Consider the database transactions \( T1 \) and \( T2 \), and data items \( X \) and \( Y \). Which of the schedule(s) is/are conflict serializable? 

• A. \( {R1(X), W2(X), W1(Y), W2(Y), R1(X), W1(X), COMMIT(T2), COMMIT(T1)} \)
• B. \( {W2(X), R1(X), W2(Y), W1(Y), R1(X), COMMIT(T2), W1(X), COMMIT(T1)} \)
• C. \( {R1(X), W1(Y), W2(X), W2(Y), R1(X), W1(X), COMMIT(T1), COMMIT(T2)} \)
• D. \( {W2(X), R1(X), W1(Y), W2(Y), R1(X), COMMIT(T2), W1(X), COMMIT(T1)} \)

Hint:

To check conflict serializability, construct a precedence graph and verify the presence of cycles.

Answer 1

The Correct Option is B

A schedule is conflict serializable if we can obtain a conflict-equivalent serial schedule by swapping non-conflicting operations.

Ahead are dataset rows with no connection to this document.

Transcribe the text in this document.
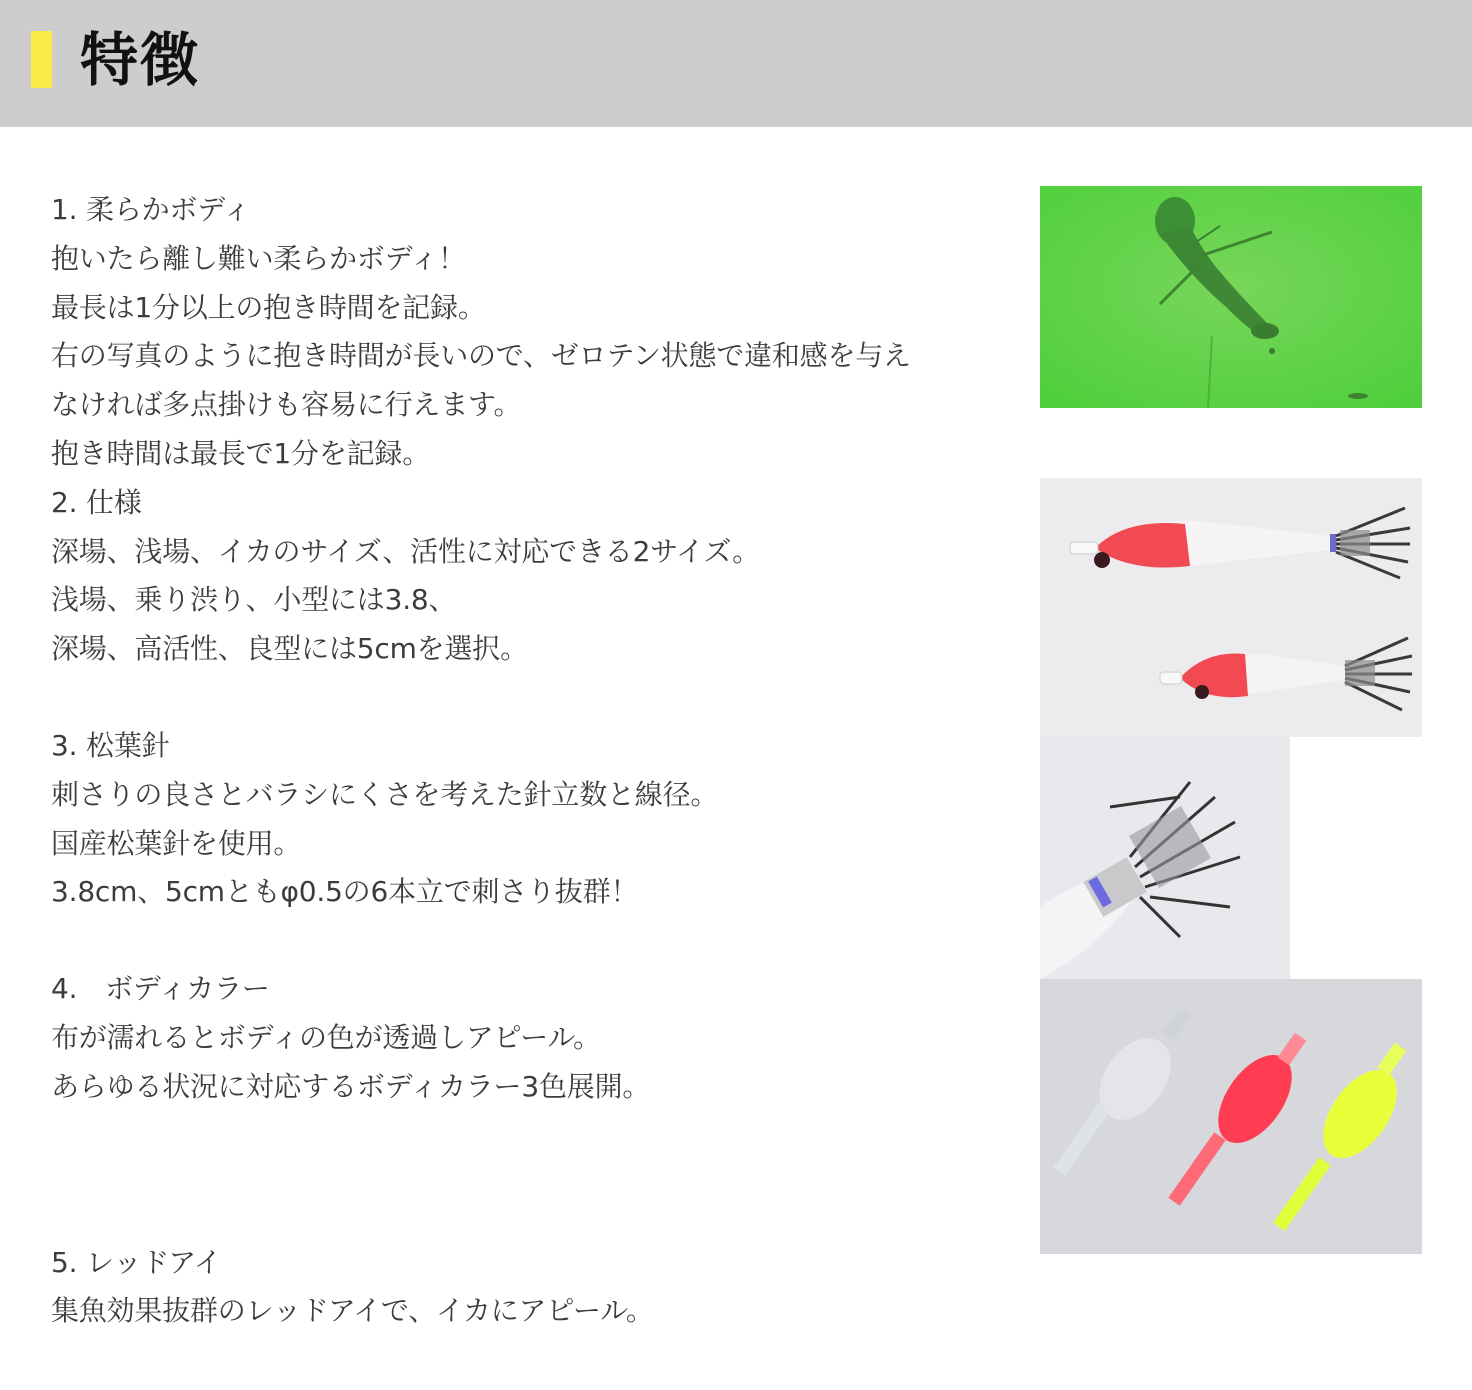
特徴
1. 柔らかボディ
抱いたら離し難い柔らかボディ！
最長は1分以上の抱き時間を記録。
右の写真のように抱き時間が長いので、ゼロテン状態で違和感を与え
なければ多点掛けも容易に行えます。
抱き時間は最長で1分を記録。
2. 仕様
深場、浅場、イカのサイズ、活性に対応できる2サイズ。
浅場、乗り渋り、小型には3.8、
深場、高活性、良型には5cmを選択。
3. 松葉針
刺さりの良さとバラシにくさを考えた針立数と線径。
国産松葉針を使用。
3.8cm、5cmともφ0.5の6本立で刺さり抜群！
4.　ボディカラー
布が濡れるとボディの色が透過しアピール。
あらゆる状況に対応するボディカラー3色展開。
5. レッドアイ
集魚効果抜群のレッドアイで、イカにアピール。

To check conflict serializability, we construct the precedence graph:

Step 1: Identify Conflicting Operations

• \( W2(X) \) and \( R1(X) \) conflict because both involve the data item \( X \), with one performing a write and the other a read.
• \( W2(Y) \) and \( W1(Y) \) conflict because both involve the data item \( Y \), with one performing a write and the other a write.
• \( W1(X) \) and \( R1(X) \) conflict because both involve the data item \( X \), with one performing a write and the other a read.

Step 2: Construct Precedence Graph

• If there is a cycle in the graph, the schedule is not conflict serializable. This means it’s impossible to reorder operations to make it serial.
• If no cycles exist in the graph, the schedule is conflict serializable. In this case, the schedule can be transformed into a serial one without violating dependencies.

After analyzing the given options, only Option (B) follows a conflict-equivalent serial schedule, making it conflict serializable. This means that by rearranging operations that do not conflict, the schedule in Option (B) can be made into a serial schedule without creating any inconsistency or dependency violations.